Monday, April 02, 2007

Coming Undone

TO come undone is to be ruined. With computers, you can often avoid this state by using the undo command—a feature we take for granted until we need it to bail us out of a spot of trouble.

Webopedia defines undo as a return to a previous state by undoing the effects of one or more commands. For example, if you're working on MS Word or OpenOffice Writer and accidentally delete a block of text, you can quickly recover it by going to the Edit menu and choosing "undo" or typing its keyboard shortcut, Ctrl+Z, or Command+Z on a Mac. Conveniently, this feature works on multiple levels, so you can go back and undo a number of commands starting from the latest to the earliest.

Multiple undo is particularly handy for graphics programs such as Adobe Photoshop, where using the wrong filter can quickly turn a promising photograph into a gray mess. On Corel Draw, having multiple undo levels encourages users to experiment with different visual effects, secure in the knowledge that if they screw up, they can always retrace their steps to an earlier stage of the illustration.

It wasn't always that easy to recover from mistakes.

In the late 1970s and early 1980s, the most popular word processing program, WordStar, had no undo command. Before Version 6, MS Word had only one level of undo. And strange as it may seem, Photoshop didn't have multiple undo until 1998.

Today, multiple undo is built into most applications but operating systems feature only the most rudimentary forms of the command. If you delete a file by mistake in Windows or Mac OS X, you'll be able to recover it by pressing Ctrl+Z or Command+Z, but only if the file is still in the trash or recycle bin. Ubuntu Linux has no similar command. To recover a file, you must click on the wastebasket and drag the file out.

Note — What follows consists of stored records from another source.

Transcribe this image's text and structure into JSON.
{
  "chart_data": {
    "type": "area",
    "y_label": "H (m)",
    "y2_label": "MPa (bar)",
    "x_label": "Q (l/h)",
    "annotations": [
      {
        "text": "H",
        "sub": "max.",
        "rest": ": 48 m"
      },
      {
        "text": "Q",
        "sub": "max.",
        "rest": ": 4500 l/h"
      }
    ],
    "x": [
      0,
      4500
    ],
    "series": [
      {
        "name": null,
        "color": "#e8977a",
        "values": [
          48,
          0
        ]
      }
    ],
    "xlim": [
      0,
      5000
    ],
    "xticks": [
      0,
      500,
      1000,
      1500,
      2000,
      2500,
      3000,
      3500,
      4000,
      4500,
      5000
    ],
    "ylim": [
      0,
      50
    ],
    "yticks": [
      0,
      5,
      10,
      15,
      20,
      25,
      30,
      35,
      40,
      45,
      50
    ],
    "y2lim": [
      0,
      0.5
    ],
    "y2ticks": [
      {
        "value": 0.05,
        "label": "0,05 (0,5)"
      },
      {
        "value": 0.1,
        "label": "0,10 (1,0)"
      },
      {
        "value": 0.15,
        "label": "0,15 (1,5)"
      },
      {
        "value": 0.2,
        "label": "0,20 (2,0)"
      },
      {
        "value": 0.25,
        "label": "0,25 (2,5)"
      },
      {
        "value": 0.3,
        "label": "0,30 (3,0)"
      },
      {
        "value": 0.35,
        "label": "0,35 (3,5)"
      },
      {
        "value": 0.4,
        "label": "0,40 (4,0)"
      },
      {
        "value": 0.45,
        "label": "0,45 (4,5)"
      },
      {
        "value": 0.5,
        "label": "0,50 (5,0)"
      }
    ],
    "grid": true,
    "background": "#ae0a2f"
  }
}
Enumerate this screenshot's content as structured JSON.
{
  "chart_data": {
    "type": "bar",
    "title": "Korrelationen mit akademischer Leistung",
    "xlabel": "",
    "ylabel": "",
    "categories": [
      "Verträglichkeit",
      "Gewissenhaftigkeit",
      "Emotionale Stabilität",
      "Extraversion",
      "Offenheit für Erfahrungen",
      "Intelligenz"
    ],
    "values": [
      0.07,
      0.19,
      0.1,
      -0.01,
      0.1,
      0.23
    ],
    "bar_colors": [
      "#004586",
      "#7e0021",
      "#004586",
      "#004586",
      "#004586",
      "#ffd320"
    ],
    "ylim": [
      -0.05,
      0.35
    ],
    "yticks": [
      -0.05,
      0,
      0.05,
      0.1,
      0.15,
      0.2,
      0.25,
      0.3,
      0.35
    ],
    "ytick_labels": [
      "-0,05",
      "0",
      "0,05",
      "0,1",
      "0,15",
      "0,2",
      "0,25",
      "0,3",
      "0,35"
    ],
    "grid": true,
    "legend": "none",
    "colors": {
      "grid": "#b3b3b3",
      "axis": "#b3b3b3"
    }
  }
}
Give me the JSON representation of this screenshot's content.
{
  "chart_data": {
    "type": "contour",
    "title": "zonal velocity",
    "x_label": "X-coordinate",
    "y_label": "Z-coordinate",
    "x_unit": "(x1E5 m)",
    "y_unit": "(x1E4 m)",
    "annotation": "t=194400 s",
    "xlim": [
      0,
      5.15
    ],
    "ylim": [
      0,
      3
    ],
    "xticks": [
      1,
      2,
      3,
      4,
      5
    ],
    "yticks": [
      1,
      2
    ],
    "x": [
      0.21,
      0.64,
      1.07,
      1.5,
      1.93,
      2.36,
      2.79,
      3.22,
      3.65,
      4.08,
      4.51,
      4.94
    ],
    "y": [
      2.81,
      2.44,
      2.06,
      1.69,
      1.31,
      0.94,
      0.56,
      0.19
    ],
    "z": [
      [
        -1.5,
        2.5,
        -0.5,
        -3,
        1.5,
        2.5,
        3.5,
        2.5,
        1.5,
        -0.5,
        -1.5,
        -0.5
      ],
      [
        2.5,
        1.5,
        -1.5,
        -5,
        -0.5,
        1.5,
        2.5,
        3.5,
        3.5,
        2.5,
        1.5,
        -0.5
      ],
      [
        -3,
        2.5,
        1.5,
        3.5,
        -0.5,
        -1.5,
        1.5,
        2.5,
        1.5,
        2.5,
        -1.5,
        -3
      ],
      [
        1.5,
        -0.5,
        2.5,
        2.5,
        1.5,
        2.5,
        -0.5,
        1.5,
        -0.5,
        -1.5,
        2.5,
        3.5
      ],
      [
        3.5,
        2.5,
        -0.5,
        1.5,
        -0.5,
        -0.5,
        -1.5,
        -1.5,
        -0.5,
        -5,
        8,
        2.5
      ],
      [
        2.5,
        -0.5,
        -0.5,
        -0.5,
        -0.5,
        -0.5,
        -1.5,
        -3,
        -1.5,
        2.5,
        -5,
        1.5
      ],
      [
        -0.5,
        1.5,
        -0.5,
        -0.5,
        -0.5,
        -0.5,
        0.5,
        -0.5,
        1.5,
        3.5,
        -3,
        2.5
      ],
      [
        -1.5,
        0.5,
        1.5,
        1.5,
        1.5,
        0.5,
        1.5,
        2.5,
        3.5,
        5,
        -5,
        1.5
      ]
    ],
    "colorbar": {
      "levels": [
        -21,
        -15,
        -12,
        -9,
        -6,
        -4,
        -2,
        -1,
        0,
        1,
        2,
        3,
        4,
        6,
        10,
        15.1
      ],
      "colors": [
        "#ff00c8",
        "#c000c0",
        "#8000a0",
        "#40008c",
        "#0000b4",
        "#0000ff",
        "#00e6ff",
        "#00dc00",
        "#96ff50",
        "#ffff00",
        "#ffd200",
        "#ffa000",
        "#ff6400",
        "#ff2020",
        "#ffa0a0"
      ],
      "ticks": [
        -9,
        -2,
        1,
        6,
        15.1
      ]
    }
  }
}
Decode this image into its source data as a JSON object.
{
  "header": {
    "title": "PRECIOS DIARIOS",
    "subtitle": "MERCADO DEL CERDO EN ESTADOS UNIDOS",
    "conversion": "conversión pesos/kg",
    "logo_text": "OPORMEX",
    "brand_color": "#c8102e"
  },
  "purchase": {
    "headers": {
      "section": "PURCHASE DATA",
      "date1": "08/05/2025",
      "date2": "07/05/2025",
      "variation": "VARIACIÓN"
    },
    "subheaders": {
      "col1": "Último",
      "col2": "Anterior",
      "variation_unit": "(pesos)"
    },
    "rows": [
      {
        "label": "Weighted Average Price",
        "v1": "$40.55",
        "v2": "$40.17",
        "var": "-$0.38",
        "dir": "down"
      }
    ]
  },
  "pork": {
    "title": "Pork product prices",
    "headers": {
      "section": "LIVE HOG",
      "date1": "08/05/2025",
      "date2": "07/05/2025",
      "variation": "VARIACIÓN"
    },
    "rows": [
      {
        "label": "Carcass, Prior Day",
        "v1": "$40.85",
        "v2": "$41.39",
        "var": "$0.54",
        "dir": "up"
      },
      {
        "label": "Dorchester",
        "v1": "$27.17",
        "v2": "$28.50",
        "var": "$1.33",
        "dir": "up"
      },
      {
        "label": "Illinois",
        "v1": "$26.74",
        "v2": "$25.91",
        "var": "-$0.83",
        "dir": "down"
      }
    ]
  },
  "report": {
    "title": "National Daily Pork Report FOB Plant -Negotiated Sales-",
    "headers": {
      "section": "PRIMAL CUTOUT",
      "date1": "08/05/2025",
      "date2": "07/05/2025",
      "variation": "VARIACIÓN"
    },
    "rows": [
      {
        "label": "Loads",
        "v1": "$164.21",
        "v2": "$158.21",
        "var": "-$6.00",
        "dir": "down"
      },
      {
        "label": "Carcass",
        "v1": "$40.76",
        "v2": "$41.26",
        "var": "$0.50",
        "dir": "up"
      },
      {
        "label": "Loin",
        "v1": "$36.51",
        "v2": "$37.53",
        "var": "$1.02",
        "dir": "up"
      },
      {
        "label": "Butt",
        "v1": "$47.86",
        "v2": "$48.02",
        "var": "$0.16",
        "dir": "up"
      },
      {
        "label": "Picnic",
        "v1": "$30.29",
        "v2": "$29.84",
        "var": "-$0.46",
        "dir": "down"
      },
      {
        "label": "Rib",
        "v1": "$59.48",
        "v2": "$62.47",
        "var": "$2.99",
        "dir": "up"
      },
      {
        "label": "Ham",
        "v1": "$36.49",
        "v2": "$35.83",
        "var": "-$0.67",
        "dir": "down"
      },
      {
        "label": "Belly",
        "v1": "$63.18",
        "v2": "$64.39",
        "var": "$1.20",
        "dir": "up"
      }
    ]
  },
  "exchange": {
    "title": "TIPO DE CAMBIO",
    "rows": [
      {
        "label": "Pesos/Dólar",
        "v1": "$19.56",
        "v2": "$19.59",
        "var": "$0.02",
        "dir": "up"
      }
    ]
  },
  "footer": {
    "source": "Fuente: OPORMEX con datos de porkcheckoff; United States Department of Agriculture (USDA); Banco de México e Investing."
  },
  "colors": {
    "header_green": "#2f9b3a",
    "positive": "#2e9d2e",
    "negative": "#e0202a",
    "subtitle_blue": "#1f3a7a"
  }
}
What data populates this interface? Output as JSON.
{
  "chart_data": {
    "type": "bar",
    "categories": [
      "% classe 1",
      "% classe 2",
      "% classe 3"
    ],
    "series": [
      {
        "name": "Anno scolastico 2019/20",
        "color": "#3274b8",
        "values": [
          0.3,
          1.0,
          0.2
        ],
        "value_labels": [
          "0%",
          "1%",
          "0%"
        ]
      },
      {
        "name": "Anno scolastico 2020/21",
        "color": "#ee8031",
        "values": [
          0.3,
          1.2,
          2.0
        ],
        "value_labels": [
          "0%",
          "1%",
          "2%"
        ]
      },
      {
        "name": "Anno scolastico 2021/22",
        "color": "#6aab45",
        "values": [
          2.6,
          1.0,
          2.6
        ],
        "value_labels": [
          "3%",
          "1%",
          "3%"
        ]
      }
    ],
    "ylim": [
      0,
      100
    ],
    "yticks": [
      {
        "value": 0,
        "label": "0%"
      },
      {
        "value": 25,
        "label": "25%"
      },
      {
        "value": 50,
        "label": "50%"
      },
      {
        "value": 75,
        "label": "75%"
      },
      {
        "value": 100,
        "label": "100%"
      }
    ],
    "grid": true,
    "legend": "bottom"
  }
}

Operating systems take a different approach to keep users from doing serious damage. For example, if you try to format a hard drive, Windows XP and Mac OS X will pop up a dialog box that asks if you're sure you want to erase all the data on the disk. In addition, Linux and Mac OS X will ask for an administrative password to make sure the user is authorized to make such drastic changes. Somewhere along the line, so the theory goes, the user will actually think about what he's going to do before he does it.

But the late Jef Raskin, who designed the original Macintosh interface, held that confirmation dialog boxes were a bad idea because people eventually click on "yes" or "OK" by habit, without understanding what's going on—until it's too late. It makes more sense, Raskin said, to have a general undo command that worked consistently throughout the system.

Anyone who has mistakenly overwritten a file and realized it the split second after clicking "OK" will appreciate Raskin's point of view.
Raskin left Apple in 1982 after Steve Jobs took control of the Macintosh project and went on to design a computer called the Canon Cat, which featured a prominent "undo" key where the backspace key is on most modern keyboards.

Unfortunately, the Cat didn't catch on—and neither did the undo key.

Nobody seems to know when undo became a standard feature in software. Alan Dix of Lancaster University, has studied human-computer interfaces extensively and notes that as early as 1984, undo was already considered an important part of most sophisticated systems.

Beyond the obvious task of returning a document or file to its previous state, undo is really designed to reduce risk by helping users recover from errors, Dix writes.

The problem is that undo doesn't always work the way users expect it to. Certain commands cannot be undone, and sometimes, you can lose track of where you are in the undo history. I imagine these problems become even more challenging at the operating system level.

Still, some undo is better than no undo. I've often wished for an undo switch that worked in the real world—but that's another story.